Esta novela es una declaración de amor a la literatura y una reivindicación del humor
El odio que le sirvió de acicate para escribir primero
Edipo en Stalingrado y después
La muerte de mi hermano Abel, novela en la que estuvo trabajando durante casi 20 años y que redactó en buena parte en su refugio italiano de Donnini, no la convierte en una novela política sino en un clásico de la escritura en alemán: es una declaración de amor a la literatura como medio de salvación y una reivindicación de un humor que seguramente desapareció de Europa tras la Revolución francesa. Rezzori disuelve en la novela muchas de las teorías estéticas sobre la escritura que tan en boga estaban en los años 60 y 70. Aunque su evolución como novelista lo convirtió en uno de los mejores del siglo XX, también fue patente la falta de recepción crítica de su obra en Alemania, que desde el famoso año cero se caracterizó, entre otras cosas, por la falta de humor.
La novela es la confesión nabokoviana de Aristides Subicz (“el que escribe se venga”, afirma en un momento dado el protagonista), aspirante a escritor que se gana la vida como guionista de cine y al que el famoso agente literario Jacob G. Brodny le pide que resuma en tres frases su largamente planeada novela, que sus editores alemanes esperan desde hace años. Lleva 20 trabajando en ella —en realidad es la que estamos leyendo—, pero arrastra tal cantidad de experiencias tan atrozmente desoladoras que le resulta imposible resumir en tres frases de qué va su libro (“Cualquier cosa que narre da lugar a otra narración”).
En este juego de espejos entre autor y protagonista (hay que evitar caer en la tentación de identificarlos como uno solo) nace la novela. Mientras Aristides le explica a Brodny las relaciones que ha mantenido con diversas mujeres, recorre la historia europea del siglo XX, desde el Anschluß austriaco, pasando por la Segunda Guerra Mundial (anticipa el concepto de la banalidad del mal) y los juicios de Núremberg, hasta la posguerra, el despegue económico, la masificación del turismo y la americanización de la cultura.
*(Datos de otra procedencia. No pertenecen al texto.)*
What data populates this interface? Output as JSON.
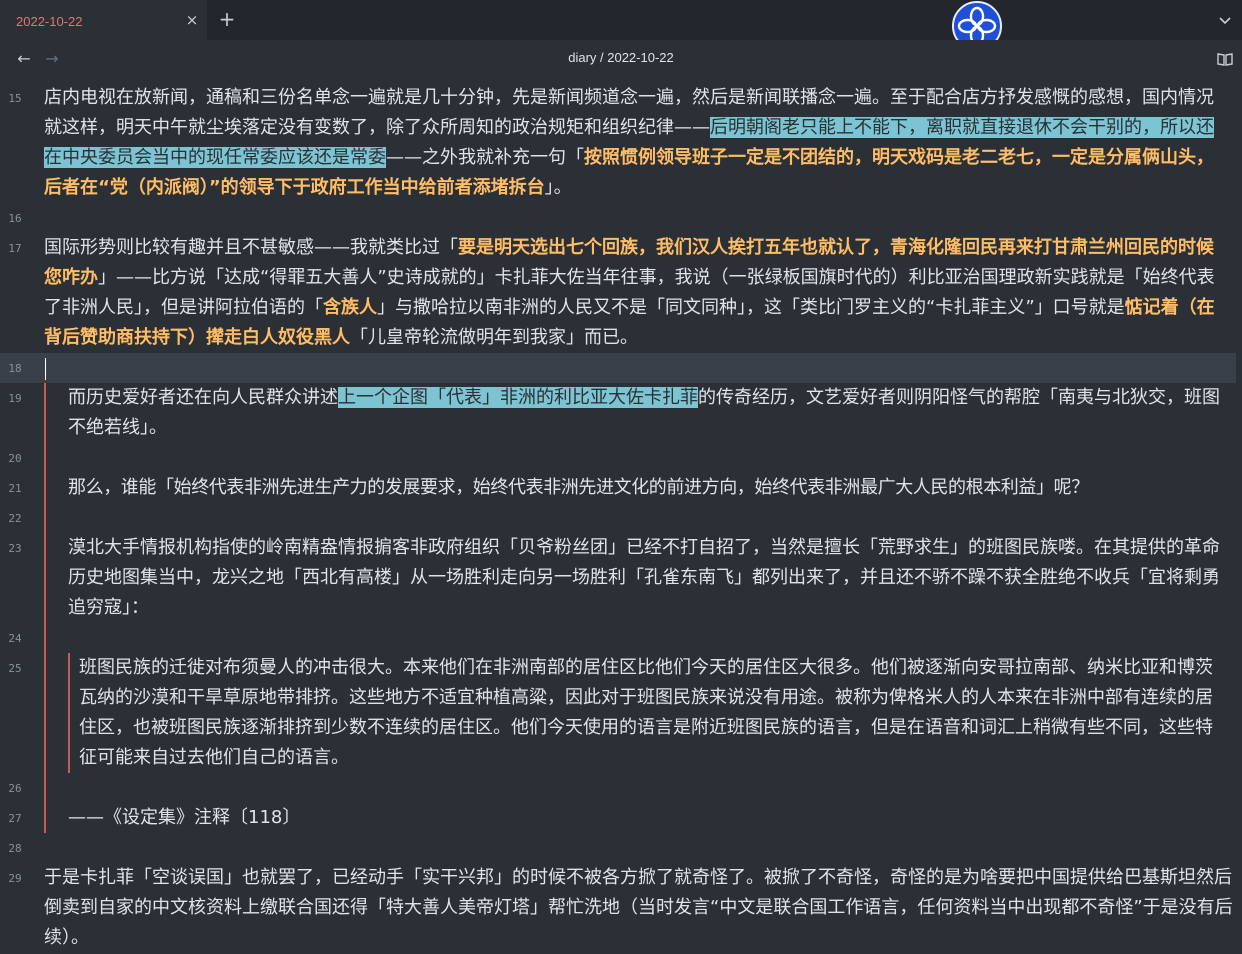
{
  "tab": {
    "title": "2022-10-22",
    "close_icon": "×",
    "new_icon": "+"
  },
  "header": {
    "back_icon": "←",
    "forward_icon": "→",
    "breadcrumb": "diary / 2022-10-22"
  },
  "lines": {
    "l15": {
      "num": "15",
      "t1": "店内电视在放新闻，通稿和三份名单念一遍就是几十分钟，先是新闻频道念一遍，然后是新闻联播念一遍。至于配合店方抒发感慨的感想，国内情况就这样，明天中午就尘埃落定没有变数了，除了众所周知的政治规矩和组织纪律——",
      "t2": "后明朝阁老只能上不能下，离职就直接退休不会干别的，所以还在中央委员会当中的现任常委应该还是常委",
      "t3": "——之外我就补充一句「",
      "t4": "按照惯例领导班子一定是不团结的，明天戏码是老二老七，一定是分属俩山头，后者在“党（内派阀）”的领导下于政府工作当中给前者添堵拆台",
      "t5": "」。"
    },
    "l16": {
      "num": "16"
    },
    "l17": {
      "num": "17",
      "t1": "国际形势则比较有趣并且不甚敏感——我就类比过「",
      "t2": "要是明天选出七个回族，我们汉人挨打五年也就认了，青海化隆回民再来打甘肃兰州回民的时候您咋办",
      "t3": "」——比方说「达成“得罪五大善人”史诗成就的」卡扎菲大佐当年往事，我说（一张绿板国旗时代的）利比亚治国理政新实践就是「始终代表了非洲人民」，但是讲阿拉伯语的「",
      "t4": "含族人",
      "t5": "」与撒哈拉以南非洲的人民又不是「同文同种」，这「类比门罗主义的“卡扎菲主义”」口号就是",
      "t6": "惦记着（在背后赞助商扶持下）撵走白人奴役黑人",
      "t7": "「儿皇帝轮流做明年到我家」而已。"
    },
    "l18": {
      "num": "18"
    },
    "l19": {
      "num": "19",
      "t1": "而历史爱好者还在向人民群众讲述",
      "t2": "上一个企图「代表」非洲的利比亚大佐卡扎菲",
      "t3": "的传奇经历，文艺爱好者则阴阳怪气的帮腔「南夷与北狄交，班图不绝若线」。"
    },
    "l20": {
      "num": "20"
    },
    "l21": {
      "num": "21",
      "t1": "那么，谁能「始终代表非洲先进生产力的发展要求，始终代表非洲先进文化的前进方向，始终代表非洲最广大人民的根本利益」呢？"
    },
    "l22": {
      "num": "22"
    },
    "l23": {
      "num": "23",
      "t1": "漠北大手情报机构指使的岭南精盎情报掮客非政府组织「贝爷粉丝团」已经不打自招了，当然是擅长「荒野求生」的班图民族喽。在其提供的革命历史地图集当中，龙兴之地「西北有高楼」从一场胜利走向另一场胜利「孔雀东南飞」都列出来了，并且还不骄不躁不获全胜绝不收兵「宜将剩勇追穷寇」："
    },
    "l24": {
      "num": "24"
    },
    "l25": {
      "num": "25",
      "t1": "班图民族的迁徙对布须曼人的冲击很大。本来他们在非洲南部的居住区比他们今天的居住区大很多。他们被逐渐向安哥拉南部、纳米比亚和博茨瓦纳的沙漠和干旱草原地带排挤。这些地方不适宜种植高粱，因此对于班图民族来说没有用途。被称为俾格米人的人本来在非洲中部有连续的居住区，也被班图民族逐渐排挤到少数不连续的居住区。他们今天使用的语言是附近班图民族的语言，但是在语音和词汇上稍微有些不同，这些特征可能来自过去他们自己的语言。"
    },
    "l26": {
      "num": "26"
    },
    "l27": {
      "num": "27",
      "t1": "——《设定集》注释〔118〕"
    },
    "l28": {
      "num": "28"
    },
    "l29": {
      "num": "29",
      "t1": "于是卡扎菲「空谈误国」也就罢了，已经动手「实干兴邦」的时候不被各方掀了就奇怪了。被掀了不奇怪，奇怪的是为啥要把中国提供给巴基斯坦然后倒卖到自家的中文核资料上缴联合国还得「特大善人美帝灯塔」帮忙洗地（当时发言“中文是联合国工作语言，任何资料当中出现都不奇怪”于是没有后续）。"
    }
  },
  "colors": {
    "accent_tab": "#e57373",
    "highlight": "#7cc4d2",
    "bold_text": "#ffbd66",
    "quote_bar": "#c95a5a"
  }
}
Rezzori afirmaba que se trata más de un libro para escritores que para lectores. Subicz/Rezzori, a la búsqueda de su identidad, acaba escribiendo una novela genial, una evocación proustiana de una Europa desaparecida. Y para hacer frente a ello solo le queda el humor: parodiándose a sí mismo y a lo que le rodea consigue hacer las paces con el mundo (y con la muerte). Con esta novela Rezzori demuestra que ya no puede ser catalogado únicamente como un memorioso centroeuropeo (en palabras de su traductor) sino como uno de los novelistas más serios de la literatura alemana.